A UNIQUE AND IMPORTANT EVENT
After nearly four hours of edification and entertinment, the dance-weary crowd spilled out into the chilly New York night knowing they had experienced something important and unusual: one culture reaching out to another culture in a time of need. The multi-cultural tenor of the evening was inspiring, with Irish Americans and Latinos discovering points of solidarity around issues of artist freedom and freedom of the press to do their job without being threatened or murdered.

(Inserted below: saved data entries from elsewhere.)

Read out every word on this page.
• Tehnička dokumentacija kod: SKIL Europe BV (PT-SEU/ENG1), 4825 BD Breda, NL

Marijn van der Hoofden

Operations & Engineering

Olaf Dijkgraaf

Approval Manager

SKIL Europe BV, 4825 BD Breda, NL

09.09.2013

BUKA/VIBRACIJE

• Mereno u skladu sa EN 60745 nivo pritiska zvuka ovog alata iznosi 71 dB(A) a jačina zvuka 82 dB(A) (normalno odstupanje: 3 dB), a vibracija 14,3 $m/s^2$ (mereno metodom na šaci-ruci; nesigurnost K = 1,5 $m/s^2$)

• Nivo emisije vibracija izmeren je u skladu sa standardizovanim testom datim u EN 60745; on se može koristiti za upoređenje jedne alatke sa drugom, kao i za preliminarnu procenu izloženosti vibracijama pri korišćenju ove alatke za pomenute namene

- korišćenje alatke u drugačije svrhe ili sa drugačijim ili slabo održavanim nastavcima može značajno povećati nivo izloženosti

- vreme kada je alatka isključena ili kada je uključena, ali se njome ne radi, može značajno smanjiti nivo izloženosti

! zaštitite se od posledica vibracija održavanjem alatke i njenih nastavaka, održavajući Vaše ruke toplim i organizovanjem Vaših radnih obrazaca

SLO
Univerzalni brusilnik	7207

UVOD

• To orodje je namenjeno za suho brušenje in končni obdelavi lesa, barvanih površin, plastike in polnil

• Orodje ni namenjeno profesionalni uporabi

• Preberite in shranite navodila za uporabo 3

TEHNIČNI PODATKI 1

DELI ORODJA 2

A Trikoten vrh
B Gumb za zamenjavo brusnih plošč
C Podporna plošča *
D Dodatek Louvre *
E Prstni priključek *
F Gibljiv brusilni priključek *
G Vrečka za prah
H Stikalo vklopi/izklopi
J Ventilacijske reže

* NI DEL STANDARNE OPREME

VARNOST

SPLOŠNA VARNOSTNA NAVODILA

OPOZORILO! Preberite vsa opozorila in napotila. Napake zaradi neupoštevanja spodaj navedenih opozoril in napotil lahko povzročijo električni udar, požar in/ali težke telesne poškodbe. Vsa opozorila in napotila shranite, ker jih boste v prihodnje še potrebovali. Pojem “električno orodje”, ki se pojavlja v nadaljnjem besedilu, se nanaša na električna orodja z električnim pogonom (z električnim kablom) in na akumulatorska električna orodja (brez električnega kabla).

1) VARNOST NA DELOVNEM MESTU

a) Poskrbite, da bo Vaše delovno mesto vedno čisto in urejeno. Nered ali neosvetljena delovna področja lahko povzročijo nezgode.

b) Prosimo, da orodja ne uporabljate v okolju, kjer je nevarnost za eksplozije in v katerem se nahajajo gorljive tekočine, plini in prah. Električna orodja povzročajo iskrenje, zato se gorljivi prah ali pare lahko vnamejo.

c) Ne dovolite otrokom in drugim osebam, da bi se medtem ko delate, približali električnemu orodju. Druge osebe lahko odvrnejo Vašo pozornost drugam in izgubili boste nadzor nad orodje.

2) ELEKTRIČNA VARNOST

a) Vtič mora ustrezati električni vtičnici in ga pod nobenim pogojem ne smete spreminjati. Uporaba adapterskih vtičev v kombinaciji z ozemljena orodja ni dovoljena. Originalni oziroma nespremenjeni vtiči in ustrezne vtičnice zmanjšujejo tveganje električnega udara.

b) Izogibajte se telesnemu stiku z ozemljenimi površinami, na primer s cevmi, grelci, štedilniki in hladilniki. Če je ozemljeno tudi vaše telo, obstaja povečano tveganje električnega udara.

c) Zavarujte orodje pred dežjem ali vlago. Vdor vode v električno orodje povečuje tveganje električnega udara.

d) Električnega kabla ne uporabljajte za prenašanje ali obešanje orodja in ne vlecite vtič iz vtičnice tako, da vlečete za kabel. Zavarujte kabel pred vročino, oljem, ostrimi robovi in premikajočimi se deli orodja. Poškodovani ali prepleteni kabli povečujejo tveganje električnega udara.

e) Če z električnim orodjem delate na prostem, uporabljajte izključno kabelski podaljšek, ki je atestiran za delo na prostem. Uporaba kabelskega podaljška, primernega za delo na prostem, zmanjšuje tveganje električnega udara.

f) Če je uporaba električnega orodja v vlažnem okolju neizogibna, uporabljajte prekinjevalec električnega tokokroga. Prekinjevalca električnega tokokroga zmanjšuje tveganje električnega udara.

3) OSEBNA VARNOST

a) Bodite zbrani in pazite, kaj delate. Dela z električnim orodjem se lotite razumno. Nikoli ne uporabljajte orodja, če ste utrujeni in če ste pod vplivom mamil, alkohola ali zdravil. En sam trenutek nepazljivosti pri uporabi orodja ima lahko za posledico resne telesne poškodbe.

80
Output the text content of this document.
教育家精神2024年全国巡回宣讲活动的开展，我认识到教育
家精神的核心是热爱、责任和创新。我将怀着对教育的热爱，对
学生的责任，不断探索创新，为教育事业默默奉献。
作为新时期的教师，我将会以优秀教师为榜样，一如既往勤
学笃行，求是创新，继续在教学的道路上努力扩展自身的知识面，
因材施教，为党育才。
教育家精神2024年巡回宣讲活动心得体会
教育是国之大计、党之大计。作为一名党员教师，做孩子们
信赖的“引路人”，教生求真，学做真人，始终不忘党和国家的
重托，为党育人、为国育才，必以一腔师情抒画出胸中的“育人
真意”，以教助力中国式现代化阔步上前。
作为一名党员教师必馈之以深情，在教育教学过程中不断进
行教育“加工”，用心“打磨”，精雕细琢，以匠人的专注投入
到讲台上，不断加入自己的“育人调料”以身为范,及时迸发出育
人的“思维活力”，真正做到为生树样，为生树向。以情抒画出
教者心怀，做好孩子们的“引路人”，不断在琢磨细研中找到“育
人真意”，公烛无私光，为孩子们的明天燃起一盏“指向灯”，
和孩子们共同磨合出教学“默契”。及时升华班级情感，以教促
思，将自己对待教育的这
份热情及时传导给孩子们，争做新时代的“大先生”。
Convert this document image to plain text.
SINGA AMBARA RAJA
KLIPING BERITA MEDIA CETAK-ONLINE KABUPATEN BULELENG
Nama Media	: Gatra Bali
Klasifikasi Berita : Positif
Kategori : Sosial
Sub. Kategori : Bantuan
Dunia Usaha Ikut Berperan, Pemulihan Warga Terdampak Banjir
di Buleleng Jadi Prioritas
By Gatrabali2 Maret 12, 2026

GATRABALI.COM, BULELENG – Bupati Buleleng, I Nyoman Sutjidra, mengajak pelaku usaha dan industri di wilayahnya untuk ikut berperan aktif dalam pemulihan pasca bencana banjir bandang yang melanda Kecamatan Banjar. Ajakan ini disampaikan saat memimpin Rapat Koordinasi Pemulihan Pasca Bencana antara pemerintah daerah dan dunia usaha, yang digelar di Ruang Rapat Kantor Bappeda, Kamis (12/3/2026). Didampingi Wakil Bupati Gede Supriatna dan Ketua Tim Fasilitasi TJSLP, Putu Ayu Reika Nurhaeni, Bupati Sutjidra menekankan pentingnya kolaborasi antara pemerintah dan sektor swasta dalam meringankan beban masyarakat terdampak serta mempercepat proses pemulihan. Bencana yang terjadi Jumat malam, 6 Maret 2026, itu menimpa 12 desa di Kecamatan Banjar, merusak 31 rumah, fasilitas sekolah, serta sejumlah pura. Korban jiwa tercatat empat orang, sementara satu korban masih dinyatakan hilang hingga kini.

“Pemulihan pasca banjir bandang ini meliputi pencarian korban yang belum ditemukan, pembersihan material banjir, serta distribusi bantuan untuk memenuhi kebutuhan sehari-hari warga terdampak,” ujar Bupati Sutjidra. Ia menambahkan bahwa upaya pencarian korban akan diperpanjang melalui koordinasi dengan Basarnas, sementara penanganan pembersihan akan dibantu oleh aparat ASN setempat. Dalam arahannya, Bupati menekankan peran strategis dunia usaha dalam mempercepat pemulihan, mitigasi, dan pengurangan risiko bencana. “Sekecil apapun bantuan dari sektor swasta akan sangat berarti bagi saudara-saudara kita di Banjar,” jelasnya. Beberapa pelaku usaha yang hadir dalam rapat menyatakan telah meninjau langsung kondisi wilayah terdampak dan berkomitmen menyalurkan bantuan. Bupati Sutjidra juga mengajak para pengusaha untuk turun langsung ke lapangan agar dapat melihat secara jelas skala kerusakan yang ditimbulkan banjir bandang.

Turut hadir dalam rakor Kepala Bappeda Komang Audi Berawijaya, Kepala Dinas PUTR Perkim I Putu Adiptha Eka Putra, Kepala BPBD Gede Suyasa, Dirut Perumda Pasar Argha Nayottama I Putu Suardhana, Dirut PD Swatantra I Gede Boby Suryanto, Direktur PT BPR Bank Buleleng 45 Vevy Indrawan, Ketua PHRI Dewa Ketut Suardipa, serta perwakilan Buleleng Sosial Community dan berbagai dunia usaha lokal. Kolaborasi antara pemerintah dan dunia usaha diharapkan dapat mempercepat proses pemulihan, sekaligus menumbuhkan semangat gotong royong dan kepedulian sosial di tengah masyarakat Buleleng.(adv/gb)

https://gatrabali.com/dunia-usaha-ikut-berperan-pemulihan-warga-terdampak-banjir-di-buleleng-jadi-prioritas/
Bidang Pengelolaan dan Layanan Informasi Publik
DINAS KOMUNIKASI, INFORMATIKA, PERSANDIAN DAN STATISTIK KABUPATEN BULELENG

After the event was over, Pete Hamill noted in an email correspondence with organizer and host T.J. English that he’d left the event that night to go to a memorial for John Lennon, with whom he had a close friendship. “I couldn’t help thinking that Lennon would have understood our event, and he would have been there.”
This weeks, IAW&A will present CPJ executive director Joel Simon with a check for $7,000, money raised at the event. Along with the money, the event was a big success in terms of coalescing awareness and understanding on an issue of utmost importance to all artists.